The west entrance front presents two storeys with attics beneath a regularly arranged trio of gables. The fenestration includes very small 2-light blind windows with chamfered reveals in the gable apices, positioned above paired 3-light windows with chamfered surrounds, mullions and dripstones. The first floor has paired 3-light mullioned and transomed windows on the right, whilst the left side features two canted oriels with 2:6:2 lights and moulded parapets rising from the string course, decorated with carved foliate ornament, separated by paired cross windows. The ground floor contains a large 5-light mullioned and transomed window to the right, paired 2-light windows off-centre and a small cross window to the left. A moulded Tudor-arched doorway off-centre to the left leads to the entrance, with paired panelled doors, carved spandrels, a square surround, hoodmould and paired 2-light overlights. The hall range set back to the right features a huge full-height square bay with an 8-light mullioned and transomed window (with king mullion and 2 lights to the right-hand return), moulded cornice and battlemented parapet with hipped roof behind.
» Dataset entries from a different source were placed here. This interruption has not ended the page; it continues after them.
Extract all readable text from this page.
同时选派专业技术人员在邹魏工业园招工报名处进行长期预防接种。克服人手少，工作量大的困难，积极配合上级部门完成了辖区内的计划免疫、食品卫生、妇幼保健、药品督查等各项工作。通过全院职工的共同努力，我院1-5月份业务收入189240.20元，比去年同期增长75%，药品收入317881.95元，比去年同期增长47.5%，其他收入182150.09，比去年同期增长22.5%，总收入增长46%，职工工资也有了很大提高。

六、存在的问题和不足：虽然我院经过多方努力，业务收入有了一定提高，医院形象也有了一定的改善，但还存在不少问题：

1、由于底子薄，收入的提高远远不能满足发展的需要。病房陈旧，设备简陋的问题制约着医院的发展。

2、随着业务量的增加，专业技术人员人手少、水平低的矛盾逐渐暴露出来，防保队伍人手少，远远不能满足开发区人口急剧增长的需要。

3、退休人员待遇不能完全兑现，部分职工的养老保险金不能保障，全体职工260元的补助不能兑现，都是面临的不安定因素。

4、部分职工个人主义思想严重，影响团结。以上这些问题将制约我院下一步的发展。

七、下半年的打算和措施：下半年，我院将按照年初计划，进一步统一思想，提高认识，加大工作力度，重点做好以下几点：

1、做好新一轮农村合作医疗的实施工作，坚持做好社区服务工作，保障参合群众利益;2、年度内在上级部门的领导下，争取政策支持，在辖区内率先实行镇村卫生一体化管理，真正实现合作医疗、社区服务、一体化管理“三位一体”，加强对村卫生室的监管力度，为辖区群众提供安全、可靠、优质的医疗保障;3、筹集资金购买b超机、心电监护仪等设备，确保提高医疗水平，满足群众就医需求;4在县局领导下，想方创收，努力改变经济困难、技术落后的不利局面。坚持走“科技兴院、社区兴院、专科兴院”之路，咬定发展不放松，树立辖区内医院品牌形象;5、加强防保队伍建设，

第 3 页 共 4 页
The adjoining forecourt walls are constructed in red sandstone ashlar with chamfered coping. Two gateways, one to the front and one to the left-hand side, each have square piers and pairs of wrought-iron gates. Garden gateways adjoin the house at each end of the wall, each featuring a Tudor archway and wrought-iron gate with a datestone above inscribed "18 RD 79".

The south front displays the gable end of the hall range to the left with chamfered plinth, stepped string course and three tall buttresses with chamfered offsets. Tall 2-light mullioned and transomed windows flank the central buttress with blind panels below and continuous stepped hoodmould. Paired 2-light attic windows sit in the gable with cill moulding and a pair of small ground-floor windows each with 2 ogee-headed lights. A shallow-gabled range set back to the right contains a 3-light attic window, paired first-floor cross windows and a large ground-floor 7-light mullioned and transomed window with dripstone.
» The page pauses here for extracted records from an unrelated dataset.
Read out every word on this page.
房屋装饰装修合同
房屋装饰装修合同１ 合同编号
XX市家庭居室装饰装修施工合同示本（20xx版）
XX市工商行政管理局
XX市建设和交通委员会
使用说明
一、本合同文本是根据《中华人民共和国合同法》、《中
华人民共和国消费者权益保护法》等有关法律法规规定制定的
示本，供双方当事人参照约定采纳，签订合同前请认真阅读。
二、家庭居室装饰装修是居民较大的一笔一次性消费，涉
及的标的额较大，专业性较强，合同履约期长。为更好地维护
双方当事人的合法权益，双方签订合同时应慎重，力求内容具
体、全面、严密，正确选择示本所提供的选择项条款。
The east front features a brick end stack to the left with tall paired shafts, and a projecting lateral stack to the front off-centre to the right with chamfered offsets and three brick shafts, the centre one square. A 3-storey canted bay to the left has string courses, dripmouls, battlemented parapet and mullioned and transomed windows of 2:2:2 lights. Two large gabled dormers to the right contain mullioned windows, with four further mullioned and transomed windows serving the ground and first floors. An arcaded garden loggia in the angle to the left comprises 2 plus 2 bays with panelled parapet. An extensive service range extends to the north. Windows throughout feature leaded lights, those serving the hall bay displaying a lattice pattern.
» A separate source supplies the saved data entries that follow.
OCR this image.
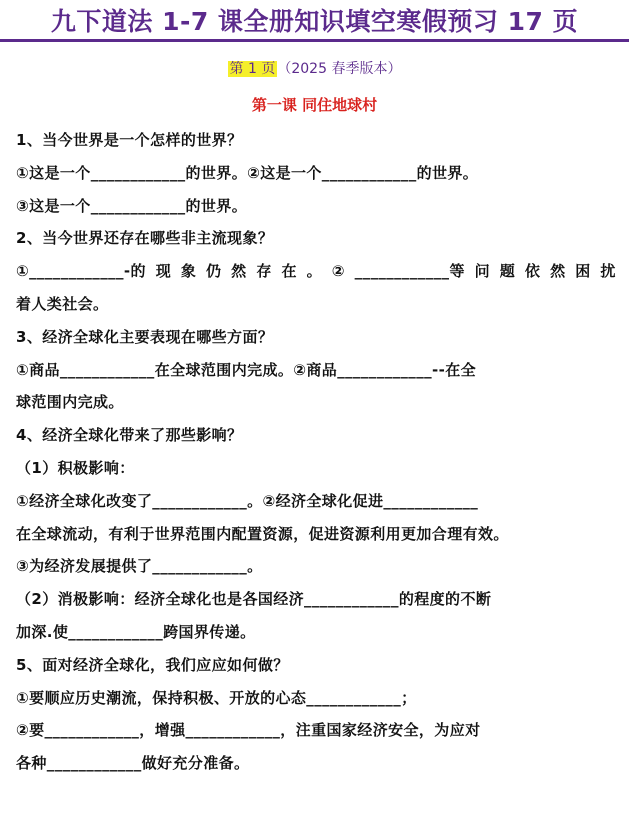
九下道法 1-7 课全册知识填空寒假预习 17 页
第 1 页 （2025 春季版本）
第一课 同住地球村
1、当今世界是一个怎样的世界？
①这是一个____________的世界。②这是一个____________的世界。
③这是一个____________的世界。
2、当今世界还存在哪些非主流现象？
①____________-的 现 象 仍 然 存 在 。 ② ____________等 问 题 依 然 困 扰
着人类社会。
3、经济全球化主要表现在哪些方面？
①商品____________在全球范围内完成。②商品____________--在全
球范围内完成。
4、经济全球化带来了那些影响？
（1）积极影响：
①经济全球化改变了____________。②经济全球化促进____________
在全球流动，有利于世界范围内配置资源，促进资源利用更加合理有效。
③为经济发展提供了____________。
（2）消极影响：经济全球化也是各国经济____________的程度的不断
加深.使____________跨国界传递。
5、面对经济全球化，我们应应如何做？
①要顺应历史潮流，保持积极、开放的心态____________；
②要____________，增强____________，注重国家经济安全，为应对
各种____________做好充分准备。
The fine interior includes an entrance hall with steps leading to a vast 4-bay full-height hall supported by large moulded transverse stone arches springing from moulded stone corbels and supporting a crown post roof construction. A stone fireplace features short colonnettes with foliate capitals and a tall tapered hood. A passage at the north end has a wooden screen with gallery over, incorporating embossed leather panels and a continuous bench with balustrade. A jettied timber-framed wall in the gable to the north contains leaded wooden attic casements. A tall moulded arch opens to the bay at the south end. A plain dog-leg staircase rises from the screens passage and returns on the axis of the hall. The panelled dining room contains a fitted dresser and a large stone inglenook with a moulded arch springing from foliate capitals, with a smaller fireplace set inside and de Morgan tiles in the reveals. Further rooms throughout retain complete fixtures and fittings, including a library, drawing room and billiard room. First-floor rooms were not inspected during the survey.

The house stands within a landscaped park and is recognised as Shaw's maturest work of the 1870s.